Маленький Глинка спросонья смотрел из оконца на толпу дворовых, без шапок, угрюмо и молча теснившихся возле крыльца.
Иван Николаевич верхом на лошади выехал во главе обоза из десяти повозок, набитых людьми и домашним скарбом. Матери, жены и сестры многочисленных слуг, сопровождавших господ в Орел, истошно завыли.
Сначала повозки пробирались через березовый лес. Но, выбравшись на большую дорогу, поезд Глинок очутился в сплошном потоке таких же навьюченных поклажей дворянских обозов. Где-то далеко горели леса и пылали деревни. Стало известно, что под Смоленском идут бои.
У переправы через Десну простояли полдня: так много сгрудилось повозок, подвод. Длиннобородые мужики и изнуренные женщины с презрительным, осуждающим выражением глаз глядели на проезжающих мимо господ.
Миша, всю дорогу просившийся выйти из кареты и изнывавший от духоты, под этими взглядами присмирел, затих в своем уголке.
Вдруг издалека, как будто из-за деревни, послышалась вольная русская песня с присвистом, с удалым плясовым приговором. Звонкий тенор ее запевал, хриплые голоса подхватывали припев. Барские кучера с испугом кинулись отводить лошадей к обо. чинам столбовой дороги. Как было ни тесно на ней, левую ее сторону разом расчистили. Послышался мерный, все покрывающий топот множества ног. С горы лавиною шли бородатые загорелые люди в сермяжных зипунах, с котомками за плечами, кто в сапогах, кто в лаптях и онучах, многие босиком. Их светлые, точно выцветшие глаза на обветренных лицах были сосредоточены и суровы. Их рты широко открыты, крепкие зубы сверкали из-под черных и русых усов, идущие на ходу пели в лад. Сразу пахнуло знакомым запахом хлеба, овинного дыма и крепкой махорки.

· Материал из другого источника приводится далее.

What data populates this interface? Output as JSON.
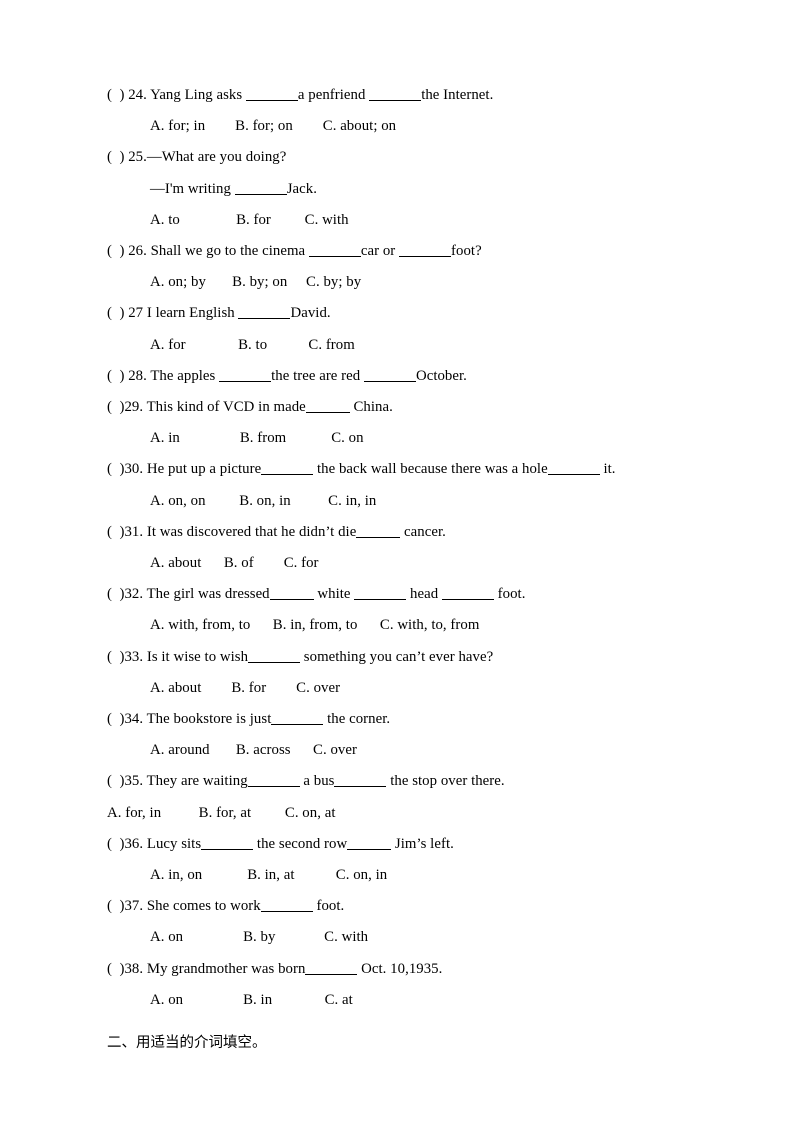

Впереди всей колонны отплясывал, пятясь задом, точно заманивал, здоровенный детина в рыжих кудрях, дробно перебирая ногами, широко раскинув руки. Тенор его без устали выводил высокие ноты и лился естественно, сильно.
То были ополченцы – народ, своей волей поднявшийся на французов. Ополченцы шли в Ельню, где их должны были вооружить.
Миша разглядывал их ряды из оконца кареты.
А они все шли и шли, спускаясь вниз, к переправе. Кареты двинулись дальше, когда уж стемнело и звезды на небе зажглись.
На том берегу Десны обозы один за другим стали сворачивать в разные стороны. Чем дальше на юг продвигались Глинки, тем меньше встречалось на их пути солдатских команд и ополченских отрядов.
В Орле, где Глинки остановились, совсем не чувствовалось войны. Известия доходили сюда скупо, с большим опозданием. В то время, когда смоленские беглецы обсуждали события Бородинского боя, Кутузов уже стоял на Калужской дороге, Наполеон был в Москве, и столица уже горела. Когда известие о пожаре Москвы подтвердилось, французы, разбитые под Малоярославцем, уже отступали к Смоленску.